J’étais en train de rêver. 

Dans ce rêve, je volais dans les airs, tenant Éris dans mes bras. Mon esprit était flou, mais je savais que je volais. Le monde qui m’entourait était une masse de formes et de couleurs en constante évolution. Je m’étais propulsé dans l’air comme une onde sonore ou une particule de lumière, mon corps rebondissant au hasard dans différentes directions. 

Je ne savais pas pourquoi c’était arrivé. Mais j’étais certain d’une chose : peu importe ce que j’essayais, j’allais finir par perdre de la vitesse et plongerai au sol.

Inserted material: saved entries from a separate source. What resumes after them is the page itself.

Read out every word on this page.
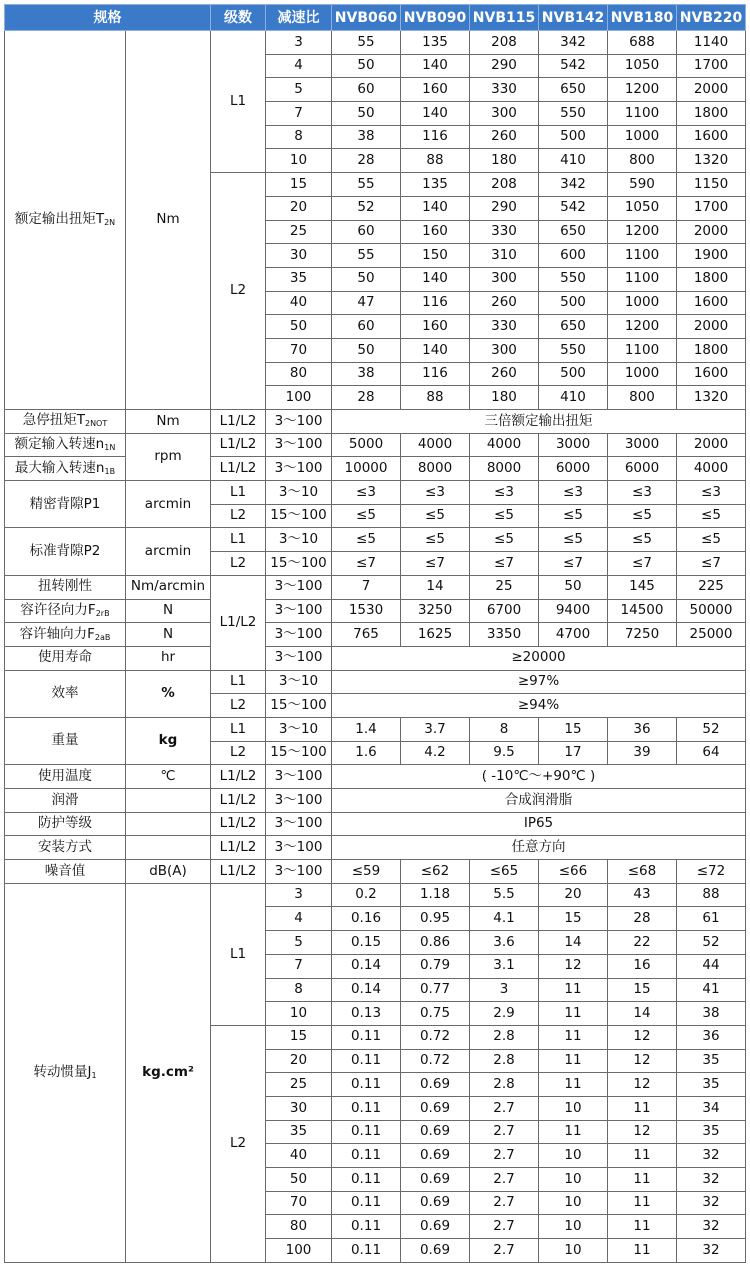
规格		级数	减速比	NVB060	NVB090	NVB115	NVB142	NVB180	NVB220
额定输出扭矩$T_{2N}$	Nm	L1	3	55	135	208	342	688	1140
			4	50	140	290	542	1050	1700
			5	60	160	330	650	1200	2000
			7	50	140	300	550	1100	1800
			8	38	116	260	500	1000	1600
			10	28	88	180	410	800	1320
		L2	15	55	135	208	342	590	1150
			20	52	140	290	542	1050	1700
			25	60	160	330	650	1200	2000
			30	55	150	310	600	1100	1900
			35	50	140	300	550	1100	1800
			40	47	116	260	500	1000	1600
			50	60	160	330	650	1200	2000
			70	50	140	300	550	1100	1800
			80	38	116	260	500	1000	1600
			100	28	88	180	410	800	1320
急停扭矩$T_{2NOT}$	Nm	L1/L2	3～100	三倍额定输出扭矩					
额定输入转速$n_{1N}$	rpm	L1/L2	3～100	5000	4000	4000	3000	3000	2000
最大输入转速$n_{1B}$		L1/L2	3～100	10000	8000	8000	6000	6000	4000
精密背隙P1	arcmin	L1	3～10	≤3	≤3	≤3	≤3	≤3	≤3
		L2	15～100	≤5	≤5	≤5	≤5	≤5	≤5
标准背隙P2	arcmin	L1	3～10	≤5	≤5	≤5	≤5	≤5	≤5
		L2	15～100	≤7	≤7	≤7	≤7	≤7	≤7
扭转刚性	Nm/arcmin	L1/L2	3～100	7	14	25	50	145	225
容许径向力$F_{2rB}$	N		3～100	1530	3250	6700	9400	14500	50000
容许轴向力$F_{2aB}$	N		3～100	765	1625	3350	4700	7250	25000
使用寿命	hr		3～100	≥20000					
效率	%	L1	3～10	≥97%					
		L2	15～100	≥94%					
重量	kg	L1	3～10	1.4	3.7	8	15	36	52
		L2	15～100	1.6	4.2	9.5	17	39	64
使用温度	℃	L1/L2	3～100	( -10℃～+90℃ )					
润滑		L1/L2	3～100	合成润滑脂					
防护等级		L1/L2	3～100	IP65					
安装方式		L1/L2	3～100	任意方向					
噪音值	dB(A)	L1/L2	3～100	≤59	≤62	≤65	≤66	≤68	≤72
转动惯量$J_1$	kg.cm²	L1	3	0.2	1.18	5.5	20	43	88
			4	0.16	0.95	4.1	15	28	61
			5	0.15	0.86	3.6	14	22	52
			7	0.14	0.79	3.1	12	16	44
			8	0.14	0.77	3	11	15	41
			10	0.13	0.75	2.9	11	14	38
		L2	15	0.11	0.72	2.8	11	12	36
			20	0.11	0.72	2.8	11	12	35
			25	0.11	0.69	2.8	11	12	35
			30	0.11	0.69	2.7	10	11	34
			35	0.11	0.69	2.7	11	12	35
			40	0.11	0.69	2.7	10	11	32
			50	0.11	0.69	2.7	10	11	32
			70	0.11	0.69	2.7	10	11	32
			80	0.11	0.69	2.7	10	11	32
			100	0.11	0.69	2.7	10	11	32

Alors je m’étais concentré. J’avais regardé le paysage toujours changeant en dessous de nous, essayant de trouver un endroit relativement sûr pour atterrir.

Pourquoi avais-je ressenti le besoin de faire cela ? Bonne question. Quelque chose en moi criait que je devais le faire, si je voulais survivre.

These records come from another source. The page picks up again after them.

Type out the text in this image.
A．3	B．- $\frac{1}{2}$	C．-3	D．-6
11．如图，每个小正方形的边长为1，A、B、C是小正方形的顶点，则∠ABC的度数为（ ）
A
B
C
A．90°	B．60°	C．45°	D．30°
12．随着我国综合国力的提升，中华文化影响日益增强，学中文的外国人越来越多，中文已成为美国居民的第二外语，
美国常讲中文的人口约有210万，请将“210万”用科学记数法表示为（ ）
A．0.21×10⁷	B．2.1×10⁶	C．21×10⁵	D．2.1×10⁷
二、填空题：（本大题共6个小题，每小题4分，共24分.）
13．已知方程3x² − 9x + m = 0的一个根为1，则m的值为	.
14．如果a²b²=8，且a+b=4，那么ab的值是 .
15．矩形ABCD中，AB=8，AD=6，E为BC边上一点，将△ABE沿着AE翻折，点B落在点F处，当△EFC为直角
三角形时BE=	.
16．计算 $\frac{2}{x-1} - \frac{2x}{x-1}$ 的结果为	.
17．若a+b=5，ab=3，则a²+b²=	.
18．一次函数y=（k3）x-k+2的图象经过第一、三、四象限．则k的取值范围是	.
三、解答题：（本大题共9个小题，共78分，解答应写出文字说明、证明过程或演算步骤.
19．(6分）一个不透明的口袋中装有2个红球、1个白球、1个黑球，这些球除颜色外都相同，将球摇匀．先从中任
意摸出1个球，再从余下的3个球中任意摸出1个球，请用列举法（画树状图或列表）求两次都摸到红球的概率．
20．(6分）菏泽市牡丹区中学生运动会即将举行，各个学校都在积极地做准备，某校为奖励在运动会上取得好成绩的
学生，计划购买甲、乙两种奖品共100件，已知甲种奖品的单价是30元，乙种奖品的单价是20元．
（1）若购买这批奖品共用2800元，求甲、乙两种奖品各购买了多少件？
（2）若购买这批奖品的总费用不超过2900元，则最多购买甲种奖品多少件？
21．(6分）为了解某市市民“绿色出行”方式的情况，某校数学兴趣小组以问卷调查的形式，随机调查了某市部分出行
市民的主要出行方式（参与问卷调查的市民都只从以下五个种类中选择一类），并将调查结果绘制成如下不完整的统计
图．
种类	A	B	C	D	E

Pourtant, nous allions beaucoup trop vite. C’était comme regarder dans les bobines d’une machine à sous, sauf que tout bougeait beaucoup, beaucoup trop vite. En me concentrant plus intensément, j’avais accumulé de l’énergie magique dans mes yeux… et pendant un instant, nous avions soudainement ralenti.

Oh merde. Je vais tomber.

La panique hurla dans ma poitrine, et je pouvais maintenant voir clairement la terre en dessous de moi. J’avais besoin de trouver un champ. Tomber dans la mer ou s’écraser sur une montagne ne serait pas une bonne chose. Les forêts étaient évidemment dangereuses, mais si je réussissais à viser un champ…

Je m’étais forcé à descendre, en espérant le meilleur. Notre vitesse diminuait rapidement alors que je plongeais vers une étendue de terre brun-rougeâtre.

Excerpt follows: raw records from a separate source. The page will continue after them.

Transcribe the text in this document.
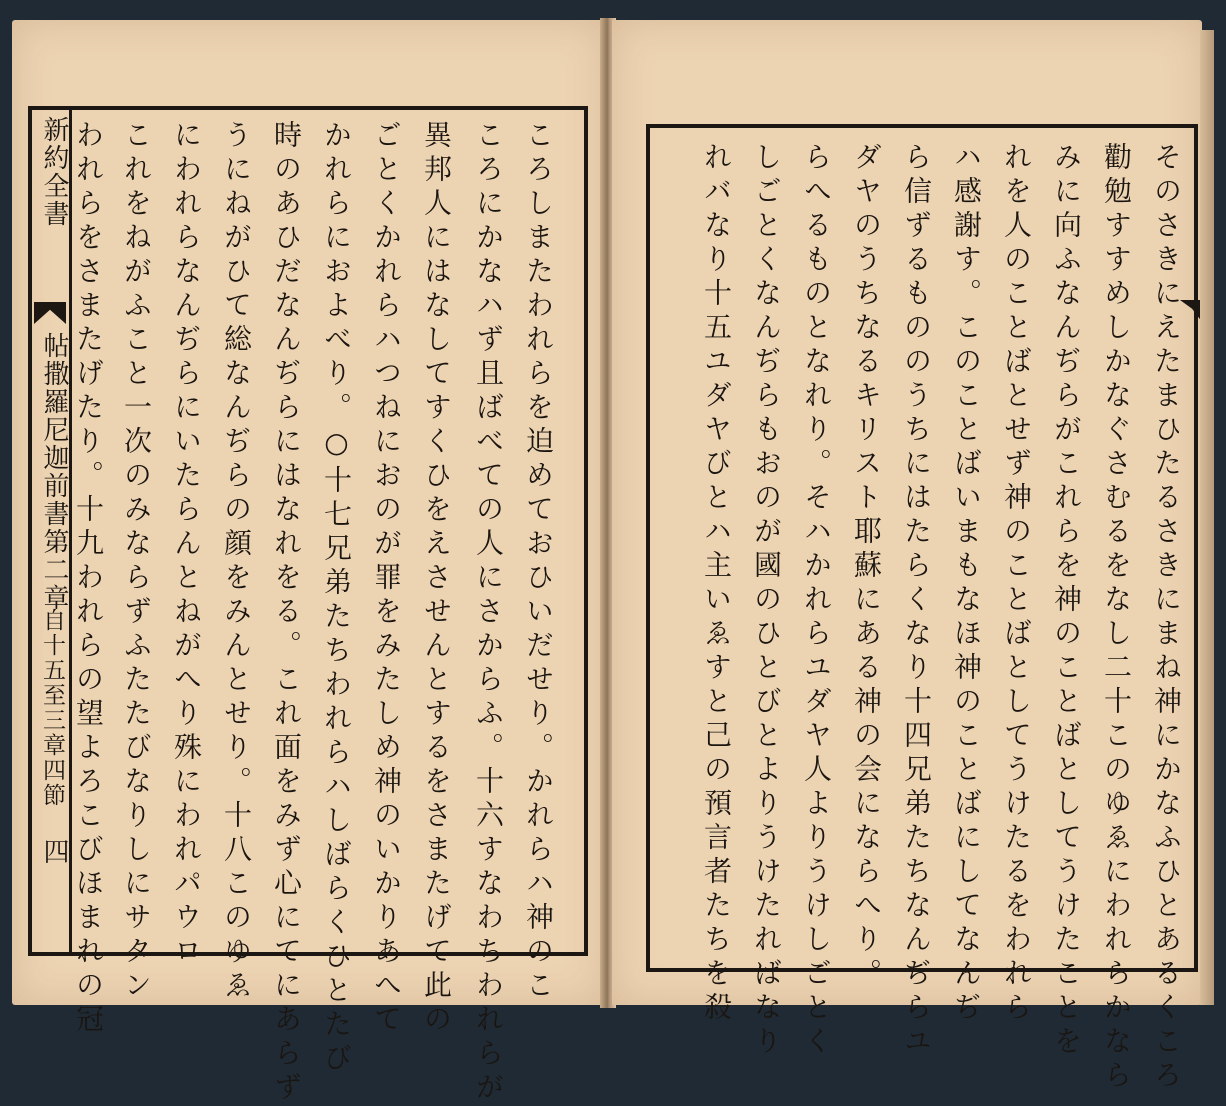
新約全書
帖撒羅尼迦前書第二章
自十五至三章四節
四	ころしまたわれらを迫めておひいだせり。かれらハ神のこ
ころにかなハず且ばべての人にさからふ。十六すなわちわれらが
異邦人にはなしてすくひをえさせんとするをさまたげて此の
ごとくかれらハつねにおのが罪をみたしめ神のいかりあへて
かれらにおよべり。○十七兄弟たちわれらハしばらくひとたび
時のあひだなんぢらにはなれをる。これ面をみず心にてにあらず
うにねがひて総なんぢらの顔をみんとせり。十八このゆゑ
にわれらなんぢらにいたらんとねがへり殊にわれパウロ
これをねがふこと一次のみならずふたたびなりしにサタン
われらをさまたげたり。十九われらの望よろこびほまれの冠	そのさきにえたまひたるさきにまね神にかなふひとあるくころ
勸勉すすめしかなぐさむるをなし二十このゆゑにわれらかなら
みに向ふなんぢらがこれらを神のことばとしてうけたことを
れを人のことばとせず神のことばとしてうけたるをわれら
ハ感謝す。このことばいまもなほ神のことばにしてなんぢ
ら信ずるもののうちにはたらくなり十四兄弟たちなんぢらユ
ダヤのうちなるキリスト耶蘇にある神の会にならへり。
らへるものとなれり。そハかれらユダヤ人よりうけしごとく
しごとくなんぢらもおのが國のひとびとよりうけたればなり
れバなり十五ユダヤびとハ主いゑすと己の預言者たちを殺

Un instant plus tard, je perdis connaissance.

◇ ◇ ◇

Quand j’avais ouvert les yeux, je m’étais retrouvé dans un espace vide d’un blanc pur. J’avais tout de suite su que ce n’était pas réel. Ça devait être une sorte de rêve lucide. Pourtant, pour une raison quelconque, mon corps me semblait étrangement lourd.

« … Hein ? »

Je m’étais regardé et mes yeux s’étaient ouverts. J’étais de retour dans mon ancienne forme familière, celle dans laquelle j’avais vécu pendant trente-quatre ans.

En la voyant, des souvenirs de ma vie antérieure me revinrent à la mémoire. J’étais la même ordure amère, vile, anxieuse et égoïste que j’avais toujours été. Les dix années que j’avais passées en tant que Rudeus m’avaient soudainement semblé n’être rien de plus qu’un rêve.

Une vague de déception écrasante s’était abattue sur moi. J’étais redevenu pathétique et j’avais trouvé ce fait trop facile à accepter.

Alors c’était vraiment un rêve, hein… ?

Mais si ce n’était vraiment qu’un rêve, celui-ci avait duré très longtemps. Mais au bout du compte, c’était trop beau pour être vrai. J’étais né dans une famille aimante, et j’avais réussi à me lier d’amitié avec des filles très mignonnes. Des résultats assez décents pour une période de 10 ans. Mais je voulais profiter un peu plus de cette vie.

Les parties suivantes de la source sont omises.